For more than a year now, an exhibition has been travelling all over Europe, introducing the work of an artist who, in many ways, may singlehandedly have rewritten a chapter of art history. After Stockholm, Berlin, Málaga, Copenhagen, Tallin, the Hilma af Klint: A Pioneer of Abstraction exhibition is now on display at Serpentine Gallery in London, after Oslo.
First discovered in Los Angeles in 1986 (The Spiritual in Art, Abstract Painting, 1890–1985), then at the Venice Biennale in 2013, Hilma af Klint’s work developed an abstract pictorial language as early as 1906, thus long before Wassily Kandinsky, Piet Mondrian, Kazimir Malevitch, or Frantiseck Kupka, widely considered to have been the inventors of abstract art.
Exhibition view, Hilma af Klint, © Rights reserved
Exhibition view, Hilma af Klint, © Rights reserved
Born in Stockholm in 1862 in one of the rare countries that allowed women to receive an art education, Klint studied at Stockholm’s Royal Academy of Art, with a focus on landscape and portrait painting. That’s when she met Rudolf Steiner, founder of the Anthroposophical Society, who introduced her to spiritualism.

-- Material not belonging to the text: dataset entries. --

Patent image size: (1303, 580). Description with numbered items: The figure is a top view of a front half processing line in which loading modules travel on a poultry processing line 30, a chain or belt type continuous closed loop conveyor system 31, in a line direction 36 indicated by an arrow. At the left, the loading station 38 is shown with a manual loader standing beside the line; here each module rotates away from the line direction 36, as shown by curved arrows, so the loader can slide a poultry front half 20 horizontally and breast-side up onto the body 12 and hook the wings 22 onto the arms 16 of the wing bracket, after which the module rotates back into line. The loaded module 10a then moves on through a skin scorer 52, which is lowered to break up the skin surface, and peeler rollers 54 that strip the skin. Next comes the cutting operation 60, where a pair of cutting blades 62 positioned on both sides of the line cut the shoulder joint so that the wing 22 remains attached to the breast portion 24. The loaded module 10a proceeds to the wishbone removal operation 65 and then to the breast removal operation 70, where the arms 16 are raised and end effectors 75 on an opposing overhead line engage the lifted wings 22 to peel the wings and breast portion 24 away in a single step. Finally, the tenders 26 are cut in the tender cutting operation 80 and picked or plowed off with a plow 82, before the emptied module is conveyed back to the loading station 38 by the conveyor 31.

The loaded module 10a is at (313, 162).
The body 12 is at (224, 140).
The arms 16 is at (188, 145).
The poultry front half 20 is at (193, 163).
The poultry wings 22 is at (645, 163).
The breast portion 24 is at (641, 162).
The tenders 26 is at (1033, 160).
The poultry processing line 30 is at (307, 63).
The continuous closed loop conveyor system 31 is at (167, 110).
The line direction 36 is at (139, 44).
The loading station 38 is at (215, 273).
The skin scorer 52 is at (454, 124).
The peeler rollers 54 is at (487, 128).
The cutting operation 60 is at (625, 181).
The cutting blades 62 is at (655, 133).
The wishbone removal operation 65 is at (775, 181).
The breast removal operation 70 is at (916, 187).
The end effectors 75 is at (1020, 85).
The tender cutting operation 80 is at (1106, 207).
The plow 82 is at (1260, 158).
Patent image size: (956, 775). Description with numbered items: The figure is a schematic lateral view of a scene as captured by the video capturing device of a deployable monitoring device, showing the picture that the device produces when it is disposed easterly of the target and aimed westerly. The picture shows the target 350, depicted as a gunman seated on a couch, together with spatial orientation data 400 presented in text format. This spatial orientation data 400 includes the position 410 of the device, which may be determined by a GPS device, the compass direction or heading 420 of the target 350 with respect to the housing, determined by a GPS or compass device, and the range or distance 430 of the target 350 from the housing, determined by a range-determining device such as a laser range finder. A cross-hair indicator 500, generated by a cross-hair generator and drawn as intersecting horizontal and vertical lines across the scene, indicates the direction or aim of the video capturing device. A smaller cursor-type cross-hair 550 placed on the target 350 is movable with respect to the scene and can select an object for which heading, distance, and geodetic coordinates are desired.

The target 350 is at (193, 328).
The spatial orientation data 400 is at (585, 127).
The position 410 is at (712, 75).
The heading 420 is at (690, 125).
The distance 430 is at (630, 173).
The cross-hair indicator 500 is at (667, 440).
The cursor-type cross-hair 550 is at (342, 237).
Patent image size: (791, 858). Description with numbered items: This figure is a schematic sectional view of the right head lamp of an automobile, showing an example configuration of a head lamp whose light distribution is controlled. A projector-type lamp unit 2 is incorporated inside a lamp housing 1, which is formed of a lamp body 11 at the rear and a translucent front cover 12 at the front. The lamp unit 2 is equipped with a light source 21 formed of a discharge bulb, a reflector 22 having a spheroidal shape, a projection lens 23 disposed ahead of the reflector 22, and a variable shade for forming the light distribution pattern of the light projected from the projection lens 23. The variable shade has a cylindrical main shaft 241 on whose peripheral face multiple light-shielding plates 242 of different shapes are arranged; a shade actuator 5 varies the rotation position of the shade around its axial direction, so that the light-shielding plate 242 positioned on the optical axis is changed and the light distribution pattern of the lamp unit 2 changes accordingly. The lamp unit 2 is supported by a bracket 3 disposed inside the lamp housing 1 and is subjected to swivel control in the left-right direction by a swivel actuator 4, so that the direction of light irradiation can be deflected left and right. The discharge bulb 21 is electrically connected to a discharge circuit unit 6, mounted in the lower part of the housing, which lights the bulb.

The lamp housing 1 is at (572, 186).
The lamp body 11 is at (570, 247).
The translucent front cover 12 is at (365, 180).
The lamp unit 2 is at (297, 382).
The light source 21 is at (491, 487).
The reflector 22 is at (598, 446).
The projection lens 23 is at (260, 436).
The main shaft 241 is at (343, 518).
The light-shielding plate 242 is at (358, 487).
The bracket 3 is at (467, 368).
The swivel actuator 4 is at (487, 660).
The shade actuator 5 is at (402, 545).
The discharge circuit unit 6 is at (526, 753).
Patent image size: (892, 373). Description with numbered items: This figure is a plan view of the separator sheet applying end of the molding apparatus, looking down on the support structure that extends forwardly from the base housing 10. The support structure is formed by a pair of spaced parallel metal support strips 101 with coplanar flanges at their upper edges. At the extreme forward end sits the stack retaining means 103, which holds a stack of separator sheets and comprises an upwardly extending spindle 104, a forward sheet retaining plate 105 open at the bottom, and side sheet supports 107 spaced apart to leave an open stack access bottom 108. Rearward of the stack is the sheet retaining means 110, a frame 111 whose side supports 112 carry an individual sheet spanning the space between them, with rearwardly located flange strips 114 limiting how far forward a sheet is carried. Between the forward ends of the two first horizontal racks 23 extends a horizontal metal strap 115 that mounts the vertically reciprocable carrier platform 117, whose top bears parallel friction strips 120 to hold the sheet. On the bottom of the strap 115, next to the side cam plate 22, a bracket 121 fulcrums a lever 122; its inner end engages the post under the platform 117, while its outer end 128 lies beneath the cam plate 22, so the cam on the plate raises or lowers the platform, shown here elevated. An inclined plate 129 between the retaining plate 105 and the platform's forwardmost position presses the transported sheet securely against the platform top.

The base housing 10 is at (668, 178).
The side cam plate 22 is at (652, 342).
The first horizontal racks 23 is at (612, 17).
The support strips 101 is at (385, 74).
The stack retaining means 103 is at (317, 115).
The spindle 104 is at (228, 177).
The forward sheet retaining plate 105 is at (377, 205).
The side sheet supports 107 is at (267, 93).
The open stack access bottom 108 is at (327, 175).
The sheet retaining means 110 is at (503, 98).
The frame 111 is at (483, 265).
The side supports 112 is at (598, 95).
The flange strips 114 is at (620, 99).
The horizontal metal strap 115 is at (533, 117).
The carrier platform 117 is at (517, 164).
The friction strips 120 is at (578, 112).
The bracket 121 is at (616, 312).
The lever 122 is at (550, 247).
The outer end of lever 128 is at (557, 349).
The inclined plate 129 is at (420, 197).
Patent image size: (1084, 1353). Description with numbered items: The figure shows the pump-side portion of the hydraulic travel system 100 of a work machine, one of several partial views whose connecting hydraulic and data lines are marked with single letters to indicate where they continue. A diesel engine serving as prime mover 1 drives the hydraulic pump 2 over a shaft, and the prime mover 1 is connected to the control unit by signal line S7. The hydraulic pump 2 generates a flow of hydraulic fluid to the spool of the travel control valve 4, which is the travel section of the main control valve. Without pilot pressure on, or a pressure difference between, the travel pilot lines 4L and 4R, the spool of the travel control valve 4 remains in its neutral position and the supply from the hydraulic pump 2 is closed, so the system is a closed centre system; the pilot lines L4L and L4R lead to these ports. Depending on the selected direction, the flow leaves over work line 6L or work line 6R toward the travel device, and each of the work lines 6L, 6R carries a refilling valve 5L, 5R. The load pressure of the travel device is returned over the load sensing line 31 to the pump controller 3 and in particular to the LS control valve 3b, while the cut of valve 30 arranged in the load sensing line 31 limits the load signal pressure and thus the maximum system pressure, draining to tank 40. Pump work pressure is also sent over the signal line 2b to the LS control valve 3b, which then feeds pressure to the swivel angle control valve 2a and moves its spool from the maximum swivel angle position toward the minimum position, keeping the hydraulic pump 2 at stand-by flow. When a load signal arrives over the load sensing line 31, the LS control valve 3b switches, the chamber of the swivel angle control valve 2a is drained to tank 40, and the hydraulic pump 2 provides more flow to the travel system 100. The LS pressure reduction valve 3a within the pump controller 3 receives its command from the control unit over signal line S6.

In 1906, at the age of 44, guided by spirits steering her hand with invisible forces, Klint starts painting a series of abstract and symbolic paintings, the rational manifestation of esoteric beliefs translating the expression of the soul or the geometry of the universe. Her magnum opus, Paintings for the Temple, on which she worked for about a decade, is made up of 193 paintings divided into sub-series. The paintings from The Ten Largest series, completed in 1907, were about the four main stages of life: Childhood, Adolescence, Adulthood, and Old Age. Consisting of dots, lines, circles, and ornamental flourishes, these paintings are remarkable for their balanced geometrical composition, harmonious colours, and monumental size, rather exceptional for the time.
Exhibition view, Hilma af Klint, © Rights reserved
Exhibition view, Hilma af Klint, © Rights reserved
Upon completion of her grand scale series, Hilma af Klint kept working, now free of her spiritual guides, creating increasingly geometric abstract drawings inspired by religious or scientific concepts.
Each painting is documented in one of the 125 notebooks the artist left behind, several of which were on display in Oslo.
Ahead of her time, Klint gave birth to an ambitious abstract art that she hid from her contemporaries for fear of her creative process being misunderstood. She therefore bequeathed her entire body of work to her nephew, Erik af Klint, insisting that none of it be unveiled until 20 years after her death in 1944.
At Henie Onstad Kunstcenter, Oslo, 2 October 2015 – 3 January 2016.
At Serpentine Gallery, London, 3 March 2016 – 15 May 2016.